On the field, they're quite the pair. Off the field, they're quite the pair.
By RICK STROUD, Times Staff Writer
Published December 4, 2005
[Times photo: Bill Serne]
Quarterback Chris Simms is the disheveled one and wide receiver Joey Galloway the meticulous one of the Bucs' dynamic duo.
The surprising thing isn't that Chris Simms and Joey Galloway are a great passing combination.
It's that they hook up all the time.
For dinner. Ballgames. Prize fights. Alone. With the missus.
Long before they started tossing deep balls, they were oddballs.
Simms, the 25-year-old quarterback and locker room chameleon who blends with any group; and Galloway, the 34-year-old, crusty receiver who can be aloof and a loner.
Simms' life is an open book, played out under the bright lights of New York as the son of a Super Bowl quarterback for the Giants.
Teammates don't know much about Galloway other than he is fast, sometimes disappearing after practice as quickly as he does in opposing secondaries.
Simms, with his mop of blond hair mussed as if he just woke from a nap, is Oscar to Galloway's Felix, as compulsively precise about his appearance as his routes.
But it didn't take long for them to find one another.
On Galloway's first day with the Bucs two years ago, the guy next to him in the last row of stretch line was Simms.
"There happened to be a young, blond quarterback in the back line," Galloway said. "We started talking from there."
What did they possibly share, besides the football?
"We're both sports junkies, so that's the No.1 thing," Simms said. "We just go eat somewhere, I'm sure we'll meet up and go watch the Monday night game at Jackson's down there, Chili's - anywhere. He brings his friend, I bring my wife and we just hang out and talk. He's a real easygoing guy. I think we're both competitors, and like I said, sports junkies."
In fact, Galloway is part owner of the Columbus Destroyers of the Arena Football League.
But his fanaticism goes beyond football. He is equally fluent in the language of major-league baseball, the NBA and boxing.
"Sports is really my interest," Galloway said. "Not just football. I like all sports. And so does he.
"He doesn't like people to know, but he's a Yankees fan. So we go to the Tampa Bay baseball games when the Yankees are in town and he secretly is rooting for the Yankees and I'm openly rooting for Tampa Bay. We can enjoy those kinds of things."
Lately, the duo has been dynamic on the field.
For the first time since he played with the Seattle Seahawks in '98, Galloway reached the 1,000-yard receiving milestone last weekend against the Bears, an accomplishment made more remarkable by the fact he went two games this season without a reception.
Early in his career, when Galloway produced three 1,000-yard performances in his first four years and missed that plateau by 13 yards in the other, he believed it would be an annual occurrence.
"Yeah, I did, actually," Galloway said. "And it didn't work out that way.

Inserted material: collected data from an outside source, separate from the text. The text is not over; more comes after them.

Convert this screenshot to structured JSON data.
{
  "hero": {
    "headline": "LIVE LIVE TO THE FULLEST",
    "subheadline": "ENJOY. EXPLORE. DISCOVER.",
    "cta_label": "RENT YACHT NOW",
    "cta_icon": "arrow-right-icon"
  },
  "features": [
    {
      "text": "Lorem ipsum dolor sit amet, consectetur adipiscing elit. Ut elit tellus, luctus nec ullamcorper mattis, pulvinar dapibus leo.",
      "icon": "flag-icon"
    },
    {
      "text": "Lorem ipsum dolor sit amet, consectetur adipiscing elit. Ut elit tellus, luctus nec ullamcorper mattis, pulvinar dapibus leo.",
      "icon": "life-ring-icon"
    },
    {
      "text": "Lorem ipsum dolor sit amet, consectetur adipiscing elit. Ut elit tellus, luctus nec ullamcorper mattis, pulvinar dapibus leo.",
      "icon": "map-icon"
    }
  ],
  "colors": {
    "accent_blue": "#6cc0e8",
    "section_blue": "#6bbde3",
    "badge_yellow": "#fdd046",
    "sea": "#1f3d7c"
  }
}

This one feels pretty good. I feel good. I feel like I'm in my first couple years. I'm excited about it. I'm excited about this team and where we have a chance to go this year."
Much of Galloway's success came in the first six games, when Brian Griese quarterbacked the Bucs to a 5-1 start before a season-ending knee injury.

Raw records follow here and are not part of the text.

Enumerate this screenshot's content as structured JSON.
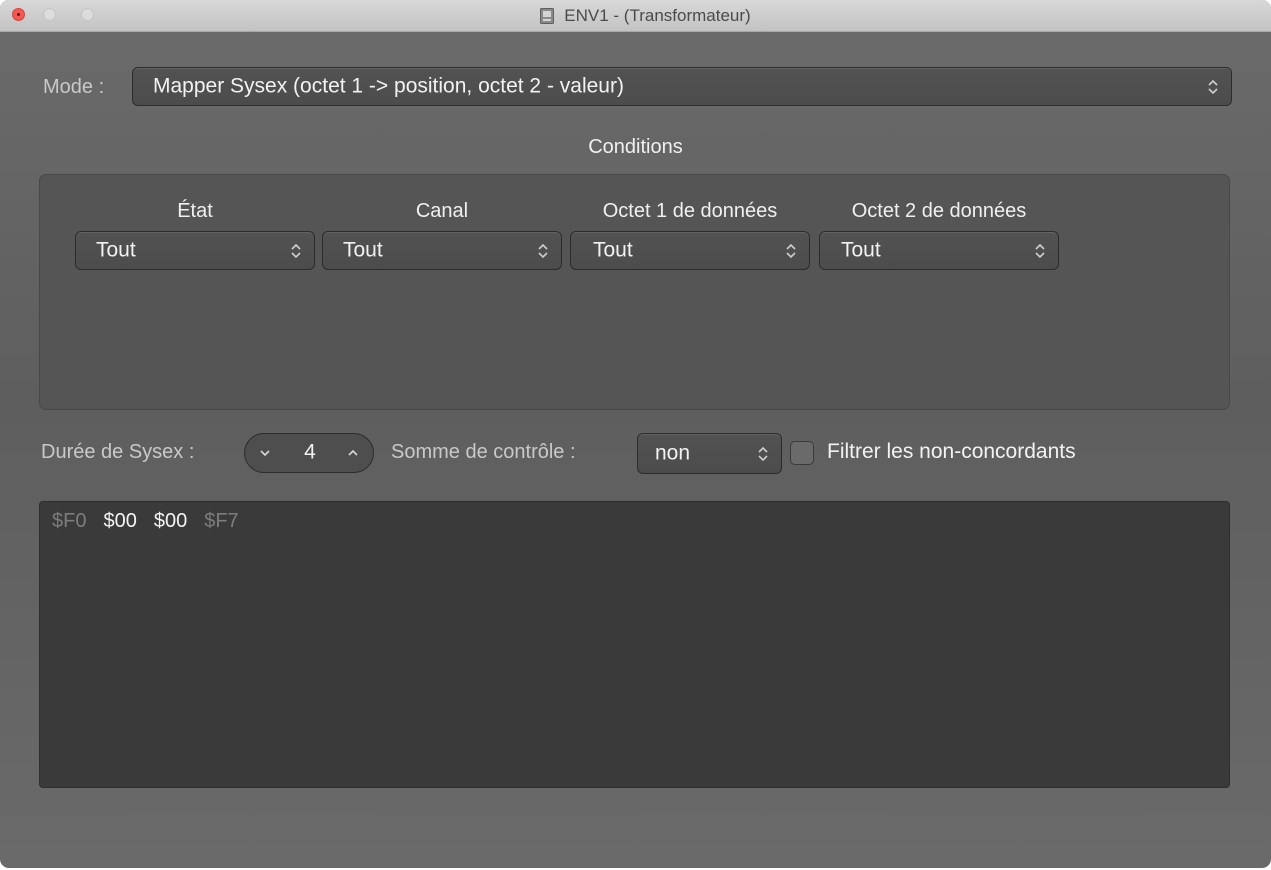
{
  "window": {
    "title": "ENV1 - (Transformateur)"
  },
  "mode": {
    "label": "Mode :",
    "value": "Mapper Sysex (octet 1 -> position, octet 2 - valeur)"
  },
  "conditions": {
    "title": "Conditions",
    "columns": [
      {
        "header": "État",
        "value": "Tout"
      },
      {
        "header": "Canal",
        "value": "Tout"
      },
      {
        "header": "Octet 1 de données",
        "value": "Tout"
      },
      {
        "header": "Octet 2 de données",
        "value": "Tout"
      }
    ]
  },
  "sysex_length": {
    "label": "Durée de Sysex :",
    "value": "4"
  },
  "checksum": {
    "label": "Somme de contrôle :",
    "value": "non"
  },
  "filter": {
    "label": "Filtrer les non-concordants",
    "checked": false
  },
  "sysex_bytes": [
    {
      "text": "$F0",
      "fixed": true
    },
    {
      "text": "$00",
      "fixed": false
    },
    {
      "text": "$00",
      "fixed": false
    },
    {
      "text": "$F7",
      "fixed": true
    }
  ],
  "colors": {
    "window_background": "#5e5e5e",
    "panel_background": "#555555",
    "sysex_background": "#3a3a3a",
    "close_button": "#f25953"
  },
  "icons": {
    "popup": "updown-chevron-icon",
    "stepper_down": "chevron-down-icon",
    "stepper_up": "chevron-up-icon",
    "document": "document-icon"
  }
}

Since Simms took over as the starter, Galloway has caught 27 passes for 401 yards and three touchdowns, surpassing 130 yards receiving three times in five games.
"It's a little different just because Simms is a different player," Galloway said of his pairing with Simms. "But as far as the connection, it's still there.
"I am a little surprised at how well he's playing. He's a young guy. Now,we all expected him to play well, but I think he's made some very good decisions in some tough situations that you don't always see with a young guy."
According to Galloway, the more he can link up with Simms off the field, the better their connection will be on Sundays.
"I think it helps with communication," Galloway said. "I think it helps with trust. I think when I speak to him, when he speaks to me, and I'm telling him that I'm open, then I think because we spend time together, he knows that I'm just not talk."
Bucs coach Jon Gruden says scuttlebutt on Galloway is well-earned.
"He likes the mysterious loner image that he has," Gruden said. "But if you follow him around at night like I do, because I'm quite the security man as you know, he's got a lot of broad interests that are a little different than you might expect. He likes to raise fish. He's into a lot of plants and gardening. He's a strange bird. He's a strange man, indeed. He's a little bit aloof, to say the least. But he lends a lot to this team from my standpoint. He keeps it loose, he keeps it real."
And he keeps it real tight with Simms.
"I have said he's the odd one because he's the guy who can hang with everyone," Galloway said. "He'll tell me, "I went to eat with so and so.' I'll say, "Weirdo.'
"He's the oddball. I'm just a guy who happens to be his friend."